"Manufacturing matters in Michigan and the United States," Granholm said. “We’re not just creating products, we’re building lives. Manufacturing jobs are largely responsible for creating the middle class across the country, providing opportunities for millions of families nationwide to participate in the American Dream.”
Granholm offered a three-step plan for elevating the national discourse on maintaining manufacturing jobs in the United States:
Gather Michigan’s manufacturing industry leaders to explore issues and solutions in a state-level meeting in the next several months;
encourage the governors of the nation’s other top manufacturing states to hold similar meetings in their states;
encourage those governors to gather in Washington to discuss state and federal actions needed to sustain the nation’s manufacturing industry.
After a decade of steady losses, U.S. manufacturing took a precipitous nosedive with the loss of more than 2 million jobs in 2001-2002. Michigan lost more than 100,000 manufacturing jobs in the same two-year period.
“We simply cannot allow our manufacturing nucleus to erode as it has so dramatically done in the past several years,” she said.

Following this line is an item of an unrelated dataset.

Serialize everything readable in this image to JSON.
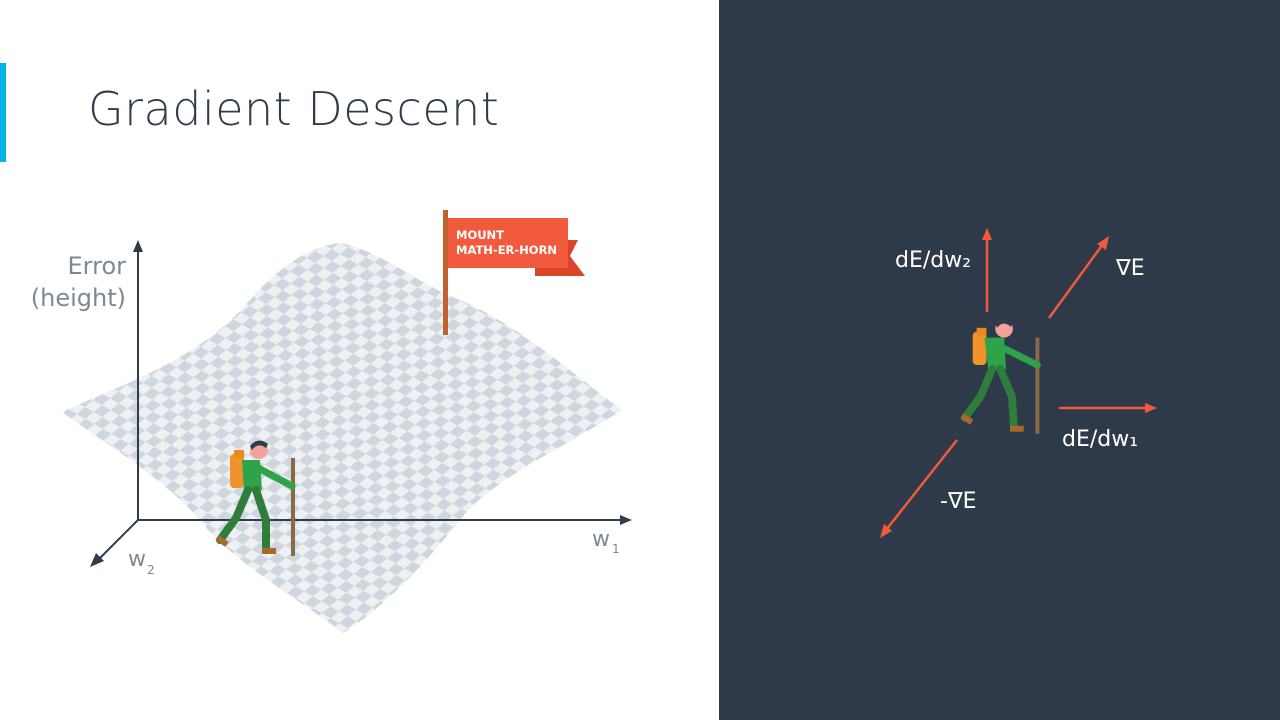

Executives Optimistic on Economy
U.S. executives are more optimistic about prospects for the economy during the next year, according to a quarterly survey by PricewaterhouseCoopers LLP. Sixty-three percent of executives said they were either very optimistic or somewhat optimistic about the economy. The survey was taken during the second quarter.
Still, less than half (41 percent) of the executives surveyed said they planned “major” new investments during the next year, compared with 37 percent during the first quarter. Only 35 percent are planning to add workers, down from 37 percent from the first quarter.